Fine Art/Galleries

A special flare for art and culture add yet another spice to the mix that is the Lewis-Clark Valley.

Public Art

The valley has a growing collection of public art. The newest addition, the North Lewiston Gateway Project, provides artwork that can be appreciated as you drive into Lewiston from the north and east. Artists David Govedare and Keith Powell created a series of statues depicting the meeting of Lewis and Clark and the Nez Perce people. Three bronze statues, created by Shirley Bothum, depict Meriwether Lewis, William Clark and Sacajawea. They are located at the intersection of Highway 12 and 21st Street.

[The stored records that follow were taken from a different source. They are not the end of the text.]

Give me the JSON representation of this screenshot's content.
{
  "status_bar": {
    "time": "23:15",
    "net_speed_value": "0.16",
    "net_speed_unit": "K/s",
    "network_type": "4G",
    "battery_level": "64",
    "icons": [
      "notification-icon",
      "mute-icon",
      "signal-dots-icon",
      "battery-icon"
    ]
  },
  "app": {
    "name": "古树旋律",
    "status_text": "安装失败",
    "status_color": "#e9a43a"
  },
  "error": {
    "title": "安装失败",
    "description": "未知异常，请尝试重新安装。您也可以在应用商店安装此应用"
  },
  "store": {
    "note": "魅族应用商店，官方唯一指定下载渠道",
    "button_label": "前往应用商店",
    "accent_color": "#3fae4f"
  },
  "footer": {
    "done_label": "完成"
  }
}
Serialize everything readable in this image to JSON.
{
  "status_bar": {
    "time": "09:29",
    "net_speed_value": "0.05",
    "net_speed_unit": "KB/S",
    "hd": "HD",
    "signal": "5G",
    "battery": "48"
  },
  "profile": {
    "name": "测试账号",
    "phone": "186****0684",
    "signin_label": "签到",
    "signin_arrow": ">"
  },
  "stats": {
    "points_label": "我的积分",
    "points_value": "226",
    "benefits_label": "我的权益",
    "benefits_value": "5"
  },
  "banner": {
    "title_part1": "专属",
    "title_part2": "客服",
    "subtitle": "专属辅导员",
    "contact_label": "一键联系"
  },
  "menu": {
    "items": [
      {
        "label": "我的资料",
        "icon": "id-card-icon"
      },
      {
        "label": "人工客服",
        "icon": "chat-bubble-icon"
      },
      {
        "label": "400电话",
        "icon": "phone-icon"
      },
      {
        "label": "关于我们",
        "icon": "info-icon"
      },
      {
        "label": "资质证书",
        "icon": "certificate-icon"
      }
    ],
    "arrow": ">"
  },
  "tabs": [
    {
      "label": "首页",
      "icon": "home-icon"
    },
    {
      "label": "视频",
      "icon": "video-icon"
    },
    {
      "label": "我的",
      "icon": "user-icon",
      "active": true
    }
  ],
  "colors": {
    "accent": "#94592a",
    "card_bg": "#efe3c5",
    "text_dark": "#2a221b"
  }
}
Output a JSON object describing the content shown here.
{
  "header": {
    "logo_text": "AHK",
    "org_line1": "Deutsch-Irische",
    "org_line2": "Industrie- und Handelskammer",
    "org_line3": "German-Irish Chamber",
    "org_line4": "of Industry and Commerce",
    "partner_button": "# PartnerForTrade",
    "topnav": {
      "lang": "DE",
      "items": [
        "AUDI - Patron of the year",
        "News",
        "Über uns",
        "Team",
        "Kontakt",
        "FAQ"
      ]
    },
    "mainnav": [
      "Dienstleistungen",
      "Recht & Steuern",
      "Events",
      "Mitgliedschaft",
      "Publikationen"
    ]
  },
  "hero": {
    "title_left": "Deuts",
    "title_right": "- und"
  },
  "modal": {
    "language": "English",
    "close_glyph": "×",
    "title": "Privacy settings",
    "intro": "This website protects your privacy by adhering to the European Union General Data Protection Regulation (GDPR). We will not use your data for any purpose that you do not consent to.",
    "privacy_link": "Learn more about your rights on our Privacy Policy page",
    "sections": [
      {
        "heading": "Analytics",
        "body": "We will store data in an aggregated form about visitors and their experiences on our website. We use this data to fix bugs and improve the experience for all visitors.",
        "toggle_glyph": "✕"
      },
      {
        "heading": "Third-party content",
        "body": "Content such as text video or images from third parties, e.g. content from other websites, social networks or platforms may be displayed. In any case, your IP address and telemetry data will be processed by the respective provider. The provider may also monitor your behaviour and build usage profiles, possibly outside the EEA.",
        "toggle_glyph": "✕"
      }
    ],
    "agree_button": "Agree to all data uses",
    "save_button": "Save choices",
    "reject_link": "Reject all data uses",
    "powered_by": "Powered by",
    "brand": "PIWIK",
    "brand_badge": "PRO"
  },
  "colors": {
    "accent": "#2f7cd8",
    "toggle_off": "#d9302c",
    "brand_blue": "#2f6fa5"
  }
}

In the center of Lewis-Clark State College campus is a representation of the explorers meeting Chief Twisted Hair. The wooded setting depicts the Clearwater region with waterfalls and native plants. Other bronze figures include Nez Perce women gathering food.

The Tsceminicum sculpture is located on the Lewiston side of the confluence of the Clearwater and Snake rivers. It interprets Nez Perce mythology with a symbolic Earth Mother figure whose body sustains all forms of life, and from whose hands the rivers run. The wildlife and legends depicted on the east-facing wall are those of the Clearwater River and its tributaries; on the west face are those of the Snake River. The central “Trickster”
character of Indian legend, Coyote, keeps watch from the north end of the wall.

Other art include a bronze statue of Sacajawea at Lewiston’s Pioneer Park. Water flows from the bowls in her outstretched hands in the summer months, into a pool guarded by four bronze coyote statues. Brackenbury Square, on Lewiston’s Main Street, features a modern sculpture fountain of connected rings with three bronze children playing in the pool of water. Tribune Plaza, a public area created by the Lewiston Tribune, features a bronze sculpture of long-time local newspaper reporter Tom Campbell. In 1973 Don D. Joslyns was commissioned to create the bronze of a Nez Perce warrior on an Appaloosa horse entitled “Indian Summer 1974”, located at the Nez Perce County courthouse.